According to the City of Philadelphia, the Market Street Old City improvement project rebuilt the corridor between 6th and 2nd streets with sidewalk-level bike lanes, concrete bus boarding bump-outs, left-turn lanes, upgraded traffic signals and ADA-compliant ramps. The city's project page also notes new street trees, planters and a mill-and-overlay of the roadway as part of the multimodal safety package. Construction was timed so major work would wrap ahead of the city's semiquincentennial celebrations, with the overall project scheduled to finish in spring 2026.

Officials, neighbors mark the milestone

The Philadelphia Department of Streets shared photos from the ribbon-cutting and reported that Mayor Cherelle L. Parker led the ceremony, according to Philadelphia Department of Streets on Facebook.

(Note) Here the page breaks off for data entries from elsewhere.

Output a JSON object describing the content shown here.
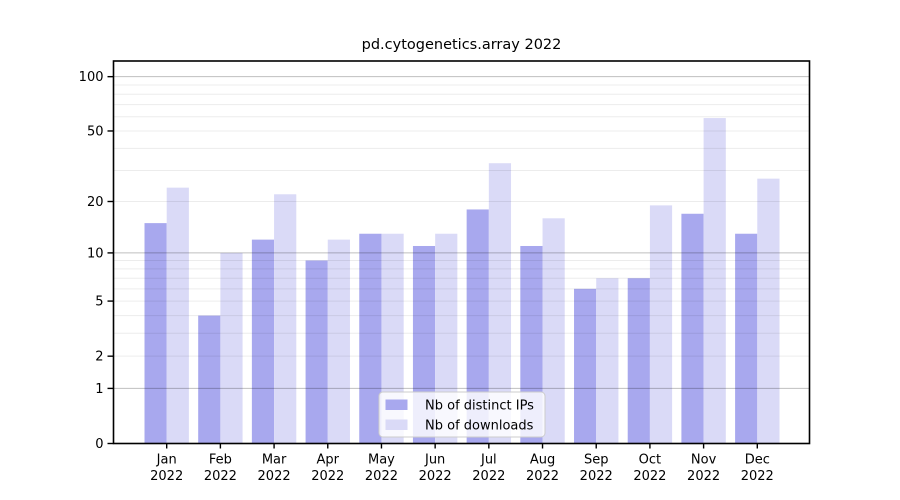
{
  "title": "pd.cytogenetics.array 2022",
  "chart_data": {
    "type": "bar",
    "title": "pd.cytogenetics.array 2022",
    "categories": [
      "Jan 2022",
      "Feb 2022",
      "Mar 2022",
      "Apr 2022",
      "May 2022",
      "Jun 2022",
      "Jul 2022",
      "Aug 2022",
      "Sep 2022",
      "Oct 2022",
      "Nov 2022",
      "Dec 2022"
    ],
    "x_tick_months": [
      "Jan",
      "Feb",
      "Mar",
      "Apr",
      "May",
      "Jun",
      "Jul",
      "Aug",
      "Sep",
      "Oct",
      "Nov",
      "Dec"
    ],
    "x_tick_year": "2022",
    "series": [
      {
        "name": "Nb of distinct IPs",
        "color": "#a8a8ee",
        "values": [
          15,
          4,
          12,
          9,
          13,
          11,
          18,
          11,
          6,
          7,
          17,
          13
        ]
      },
      {
        "name": "Nb of downloads",
        "color": "#dadaf7",
        "values": [
          24,
          10,
          22,
          12,
          13,
          13,
          33,
          16,
          7,
          19,
          59,
          27
        ]
      }
    ],
    "yscale": "log10(1+y)",
    "yticks": [
      0,
      1,
      2,
      5,
      10,
      20,
      50,
      100
    ],
    "ylim": [
      0,
      122
    ],
    "xlabel": "",
    "ylabel": "",
    "grid": "horizontal, drawn over bars; minor at 2-9 and 20-90, darker at 1, 10, 100",
    "legend_position": "inside bottom-center"
  },
  "legend": {
    "items": [
      {
        "label": "Nb of distinct IPs",
        "color": "#a8a8ee"
      },
      {
        "label": "Nb of downloads",
        "color": "#dadaf7"
      }
    ]
  },
  "colors": {
    "series_ips": "#a8a8ee",
    "series_downloads": "#dadaf7",
    "axis": "#000000",
    "grid_minor": "rgba(0,0,0,0.075)",
    "grid_major": "rgba(0,0,0,0.25)",
    "legend_border": "#cccccc",
    "legend_background": "rgba(255,255,255,0.8)"
  }
}
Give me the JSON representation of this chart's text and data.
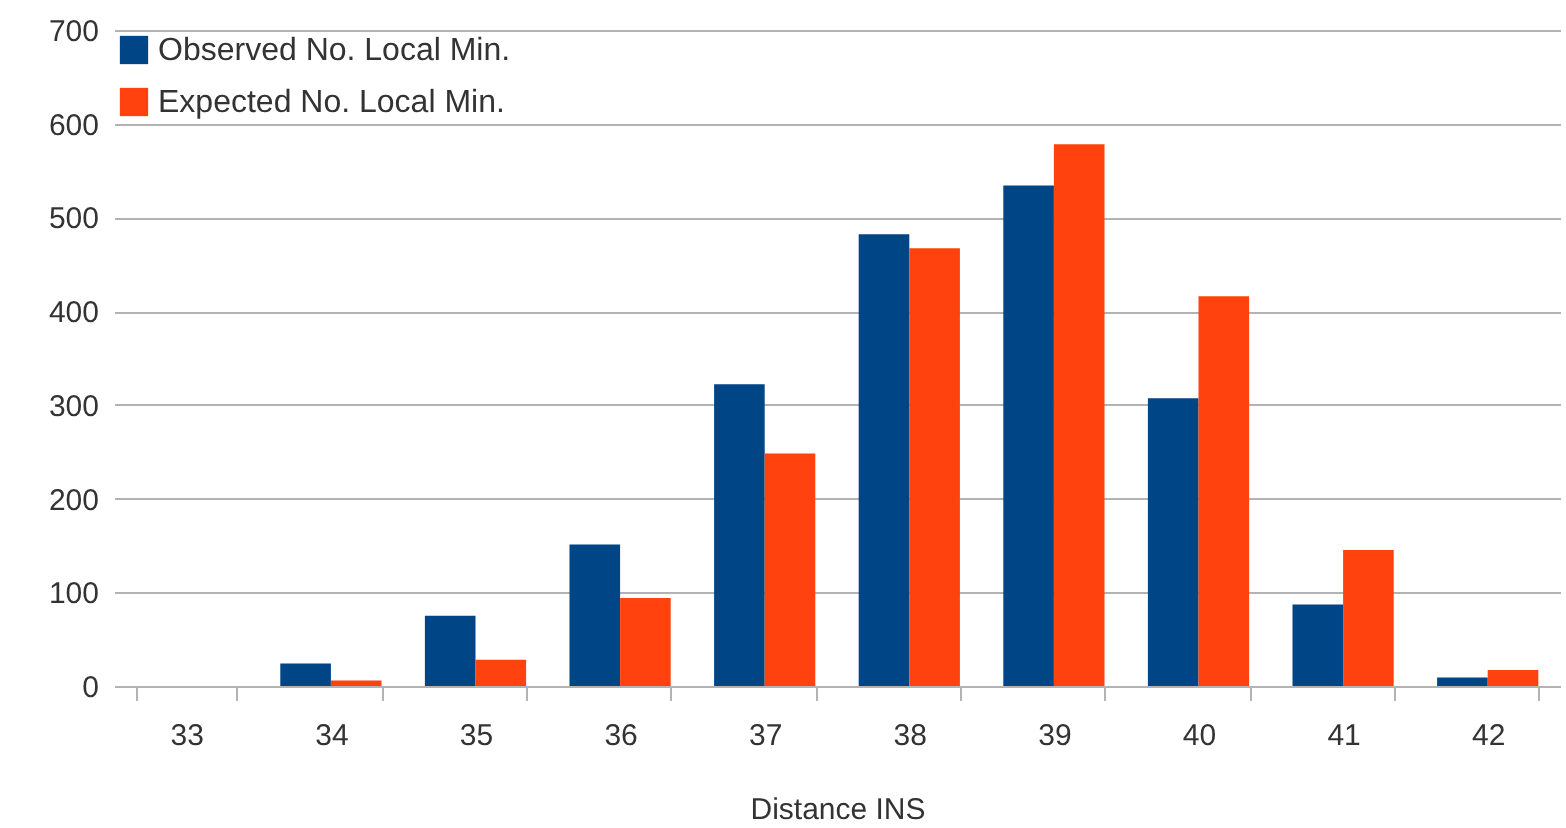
{
  "chart_data": {
    "type": "bar",
    "xlabel": "Distance INS",
    "categories": [
      "33",
      "34",
      "35",
      "36",
      "37",
      "38",
      "39",
      "40",
      "41",
      "42"
    ],
    "series": [
      {
        "name": "Observed No. Local Min.",
        "color": "#004586",
        "values": [
          0,
          24,
          75,
          151,
          322,
          482,
          534,
          307,
          87,
          9
        ]
      },
      {
        "name": "Expected No. Local Min.",
        "color": "#ff420e",
        "values": [
          0,
          6,
          28,
          94,
          248,
          467,
          578,
          416,
          145,
          17
        ]
      }
    ],
    "ylim": [
      0,
      700
    ],
    "yticks": [
      0,
      100,
      200,
      300,
      400,
      500,
      600,
      700
    ],
    "grid": "y",
    "legend": "top left"
  }
}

The post shows residents, nearby businesses and visitors already moving through the refreshed streetscape and calls out details such as the new trees, planters and sidewalk-level raised bike lanes between 2nd and 6th streets. City staff and project partners lined up for pictures at the ceremonial turnout, underscoring that this was very much a City Hall–backed redesign.

Project history and goals

The overhaul, a roughly $16 million effort that broke ground in late 2024, grew out of Old City's Vision2026 plan and is intended to slow traffic while boosting foot traffic and commerce, according to The Philadelphia Inquirer. The Inquirer reports plans for a curbless Tamanend Square at Second and Market and notes that the raised bike lanes will run between parking lanes and the sidewalk. Officials say the new layout is meant to reduce crash risk by shifting street space toward walking, biking and transit instead of four continuous car lanes.

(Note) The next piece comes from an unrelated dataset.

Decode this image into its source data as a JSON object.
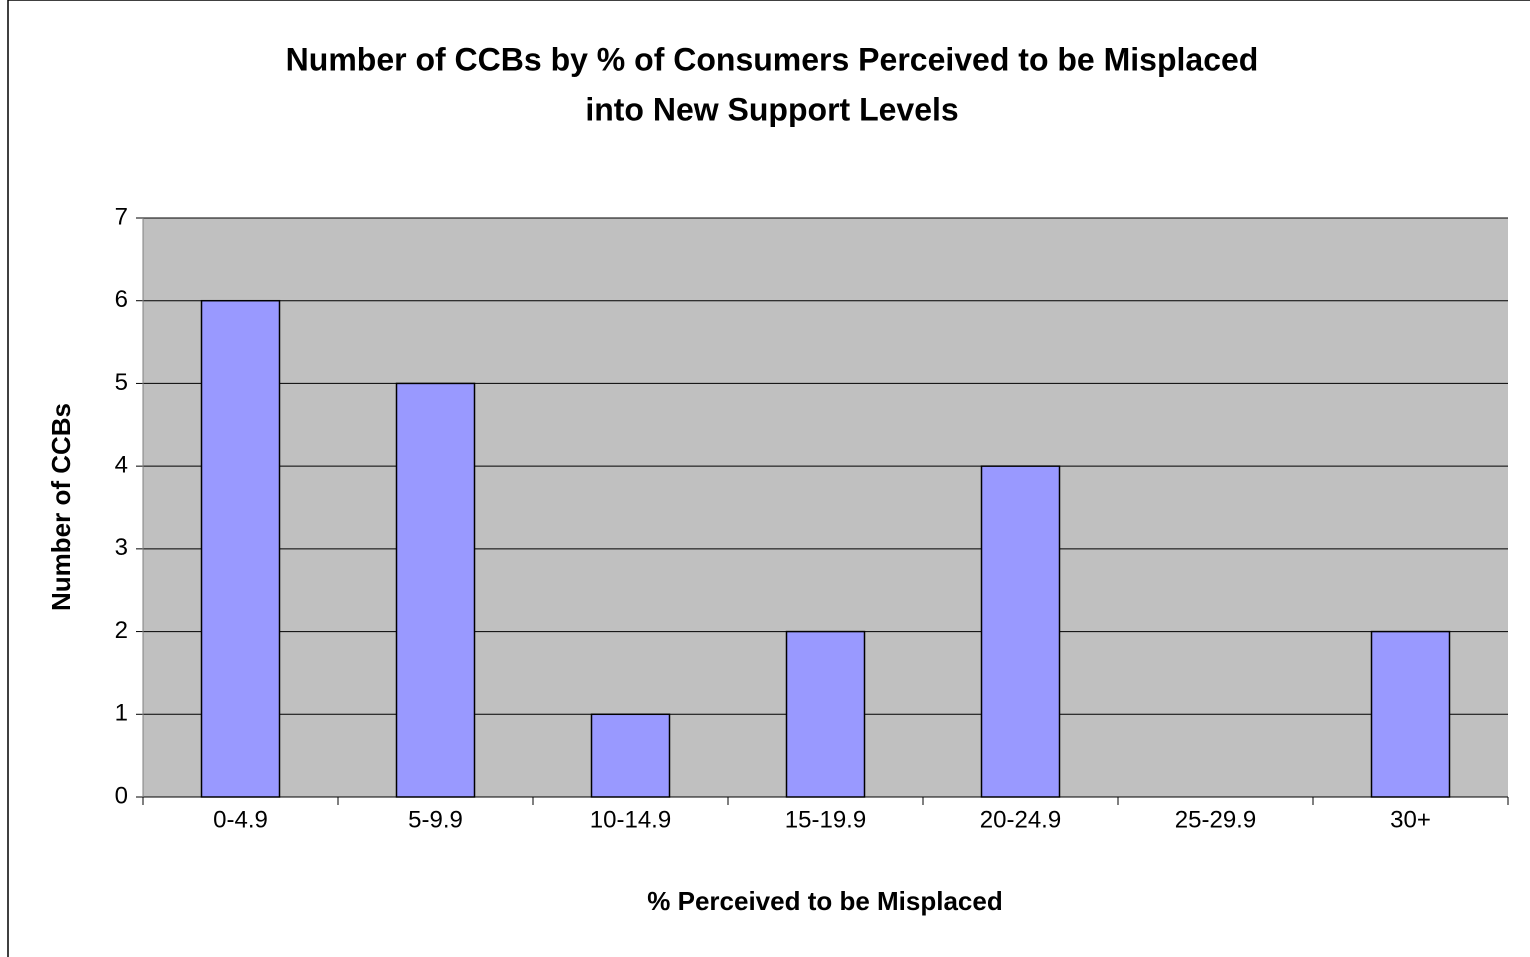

Local businesses braced for disruption

Business owners along Market Street told local reporters that they felt the construction pinch during multi-month lane and sidewalk closures, warning of lost foot traffic and tricky deliveries, as reported by CBS Philadelphia. Managers at nearby pizza shops and coffeehouses described sharp drops in sales and worries that extended closures could strain already thin margins. Even so, several owners said they are betting that the calmer, spruced-up corridor will ultimately draw more customers once the dust and construction cones are gone.

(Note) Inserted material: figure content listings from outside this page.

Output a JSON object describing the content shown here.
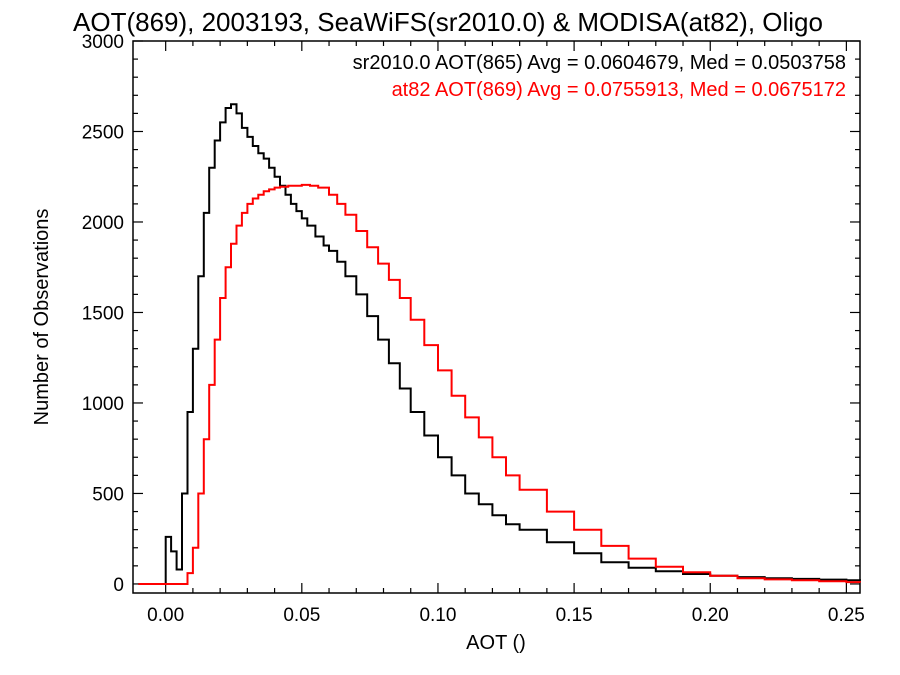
{
  "chart_data": {
    "type": "line",
    "title": "AOT(869), 2003193, SeaWiFS(sr2010.0) & MODISA(at82), Oligo",
    "xlabel": "AOT ()",
    "ylabel": "Number of Observations",
    "xlim": [
      -0.012,
      0.255
    ],
    "ylim": [
      -50,
      3000
    ],
    "xticks": [
      0.0,
      0.05,
      0.1,
      0.15,
      0.2,
      0.25
    ],
    "xtick_labels": [
      "0.00",
      "0.05",
      "0.10",
      "0.15",
      "0.20",
      "0.25"
    ],
    "yticks": [
      0,
      500,
      1000,
      1500,
      2000,
      2500,
      3000
    ],
    "ytick_labels": [
      "0",
      "500",
      "1000",
      "1500",
      "2000",
      "2500",
      "3000"
    ],
    "grid": false,
    "legend": [
      {
        "text": "sr2010.0 AOT(865) Avg = 0.0604679, Med = 0.0503758",
        "color": "#000000"
      },
      {
        "text": "at82 AOT(869) Avg = 0.0755913, Med = 0.0675172",
        "color": "#ff0000"
      }
    ],
    "series": [
      {
        "color": "#000000",
        "x": [
          -0.01,
          -0.002,
          0.0,
          0.002,
          0.004,
          0.006,
          0.008,
          0.01,
          0.012,
          0.014,
          0.016,
          0.018,
          0.02,
          0.022,
          0.024,
          0.026,
          0.028,
          0.03,
          0.032,
          0.034,
          0.036,
          0.038,
          0.04,
          0.042,
          0.044,
          0.046,
          0.048,
          0.05,
          0.052,
          0.055,
          0.058,
          0.06,
          0.063,
          0.066,
          0.07,
          0.074,
          0.078,
          0.082,
          0.086,
          0.09,
          0.095,
          0.1,
          0.105,
          0.11,
          0.115,
          0.12,
          0.125,
          0.13,
          0.14,
          0.15,
          0.16,
          0.17,
          0.18,
          0.19,
          0.2,
          0.21,
          0.22,
          0.23,
          0.24,
          0.25,
          0.255
        ],
        "values": [
          0,
          0,
          260,
          180,
          80,
          500,
          950,
          1300,
          1700,
          2050,
          2300,
          2450,
          2550,
          2630,
          2650,
          2600,
          2520,
          2470,
          2420,
          2380,
          2350,
          2300,
          2250,
          2200,
          2150,
          2100,
          2060,
          2020,
          1980,
          1920,
          1870,
          1840,
          1780,
          1700,
          1600,
          1480,
          1350,
          1220,
          1080,
          950,
          820,
          700,
          600,
          500,
          440,
          380,
          330,
          300,
          230,
          170,
          120,
          90,
          70,
          55,
          45,
          38,
          32,
          28,
          24,
          20,
          18
        ]
      },
      {
        "color": "#ff0000",
        "x": [
          -0.01,
          0.006,
          0.008,
          0.01,
          0.012,
          0.014,
          0.016,
          0.018,
          0.02,
          0.022,
          0.024,
          0.026,
          0.028,
          0.03,
          0.032,
          0.034,
          0.036,
          0.038,
          0.04,
          0.042,
          0.045,
          0.048,
          0.05,
          0.053,
          0.056,
          0.06,
          0.063,
          0.066,
          0.07,
          0.074,
          0.078,
          0.082,
          0.086,
          0.09,
          0.095,
          0.1,
          0.105,
          0.11,
          0.115,
          0.12,
          0.125,
          0.13,
          0.14,
          0.15,
          0.16,
          0.17,
          0.18,
          0.19,
          0.2,
          0.21,
          0.22,
          0.23,
          0.24,
          0.25,
          0.255
        ],
        "values": [
          0,
          0,
          60,
          200,
          500,
          800,
          1100,
          1350,
          1580,
          1750,
          1880,
          1980,
          2050,
          2100,
          2130,
          2150,
          2170,
          2180,
          2190,
          2195,
          2200,
          2200,
          2205,
          2200,
          2190,
          2150,
          2100,
          2040,
          1950,
          1860,
          1770,
          1680,
          1580,
          1460,
          1320,
          1180,
          1040,
          920,
          810,
          700,
          600,
          520,
          400,
          300,
          210,
          140,
          95,
          65,
          45,
          32,
          25,
          20,
          15,
          10,
          8
        ]
      }
    ]
  }
}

Design partners and safety aims

Urban Engineers, part of the city's design team, describes the effort as a Vision Zero Complete Streets project that cut the number of travel lanes from four to two, added bicycle and pedestrian amenities, and coordinated signal and utility work with partners including PennDOT and SEPTA, per Urban Engineers. The firm notes that street trees, planters and a curbless plaza at 2nd and Market are intended to improve accessibility and add a sense of place. City and project partners say the upgrades are designed to shorten crosswalk distances, speed up bus boarding with concrete bump-outs and carve out more room for people on foot.

What to expect next

The project's official timeline estimates construction will conclude in spring 2026, and the ribbon-cutting serves as a kind of ceremonial handoff as the corridor opens to day-to-day use, according to the City of Philadelphia. Drivers and delivery services should still expect some temporary traffic shifts as crews finish signal work and landscaping. City officials and neighborhood groups say they will be watching how the reworked street handles deliveries, loading and transit operations over the summer.